Ms Vetrova said her aunt had told her many Ukrainians were ready to fight against the Russian forces.

"I don't see the point of doing this, why [Putin] needs to take on the whole of Ukraine to protect the Russian people there.

"I'm very concerned about my family at the moment because ... when I was talking to them today, my aunty, she was very concerned that it's not going to end.

"She says at the moment, all the people in Ukraine are ready to protect the country."

Wanganui man Jonny Field said his partner and friends, who lived in Ukraine, were concerned and considering fleeing to Moscow to avoid any fighting.

He last heard from his partner Olena yesterday.

She had to use the internet at a local cafe as the connection at her apartment had been cut, Mr Field said.

He had invested in an apartment complex in Kherson, four hours north of Sevastopol, which had recently been completed, however he was concerned about its future.

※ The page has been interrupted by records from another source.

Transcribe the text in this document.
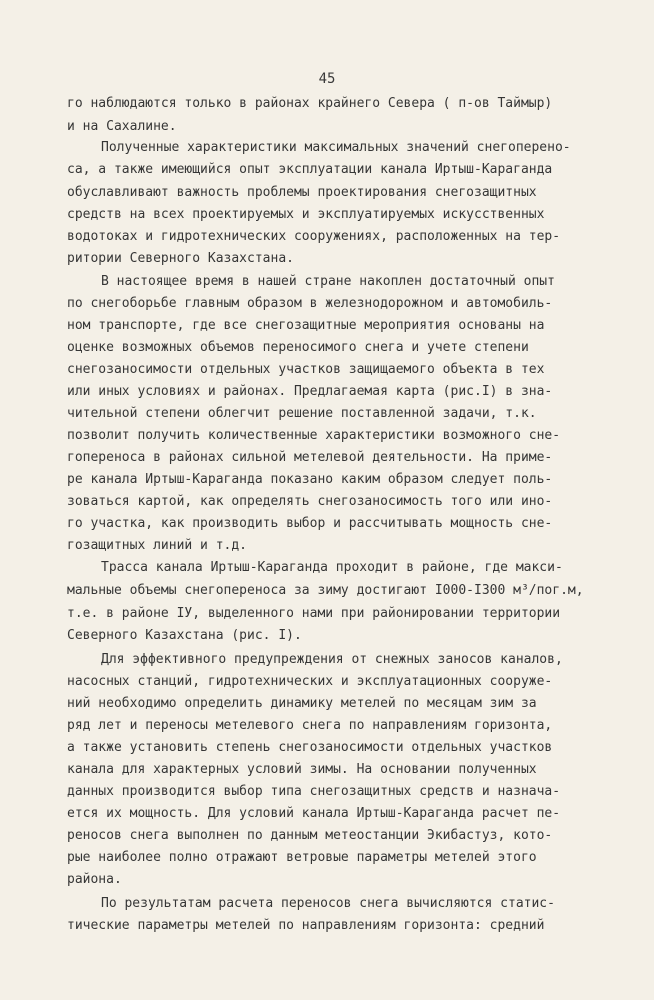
45
го наблюдаются только в районах крайнего Севера ( п-ов Таймыр)
и на Сахалине.
Полученные характеристики максимальных значений снегоперено-
са, а также имеющийся опыт эксплуатации канала Иртыш-Караганда
обуславливают важность проблемы проектирования снегозащитных
средств на всех проектируемых и эксплуатируемых искусственных
водотоках и гидротехнических сооружениях, расположенных на тер-
ритории Северного Казахстана.
В настоящее время в нашей стране накоплен достаточный опыт
по снегоборьбе главным образом в железнодорожном и автомобиль-
ном транспорте, где все снегозащитные мероприятия основаны на
оценке возможных объемов переносимого снега и учете степени
снегозаносимости отдельных участков защищаемого объекта в тех
или иных условиях и районах. Предлагаемая карта (рис.I) в зна-
чительной степени облегчит решение поставленной задачи, т.к.
позволит получить количественные характеристики возможного сне-
гопереноса в районах сильной метелевой деятельности. На приме-
ре канала Иртыш-Караганда показано каким образом следует поль-
зоваться картой, как определять снегозаносимость того или ино-
го участка, как производить выбор и рассчитывать мощность сне-
гозащитных линий и т.д.
Трасса канала Иртыш-Караганда проходит в районе, где макси-
мальные объемы снегопереноса за зиму достигают I000-I300 м³/пог.м,
т.е. в районе IУ, выделенного нами при районировании территории
Северного Казахстана (рис. I).
Для эффективного предупреждения от снежных заносов каналов,
насосных станций, гидротехнических и эксплуатационных сооруже-
ний необходимо определить динамику метелей по месяцам зим за
ряд лет и переносы метелевого снега по направлениям горизонта,
а также установить степень снегозаносимости отдельных участков
канала для характерных условий зимы. На основании полученных
данных производится выбор типа снегозащитных средств и назнача-
ется их мощность. Для условий канала Иртыш-Караганда расчет пе-
реносов снега выполнен по данным метеостанции Экибастуз, кото-
рые наиболее полно отражают ветровые параметры метелей этого
района.
По результатам расчета переносов снега вычисляются статис-
тические параметры метелей по направлениям горизонта: средний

"I'm worried now, especially if something happens and the building gets damaged."

Mr Field said his partner was considering fleeing to Moscow to live with her mother and sister.

She had recently emptied her Ukrainian bank account.

"There have been some small riots in Kherson.

"I understand from my lawyer friend that there have been deaths on the street [and] gunfire."

A small group of Ukrainian supporters gathered outside the Russian Embassy in Wellington to protest against Soviet troops entering the Ukraine and the potential for an escalation of the violence into war.

His friend was afraid to leave the house at night and had started stockpiling food and water, Mr Field said.

Grant Duncan said he was in touch with a friend in the eastern town of Lugansk who said she had witnessed violence in the streets.

"She says three people were killed and there were gunshots," Mr Duncan said.

"This was some days ago.

"She is concerned that her region may bear the brunt of a Russian invasion and become a war front.

"Ukrainian people have horrific memories of war and revolution, and so there is a great deal of fear.

"Her wages are not being paid and people are queuing at supermarkets to stock up. Prices are rising.

'She is considering fleeing the country."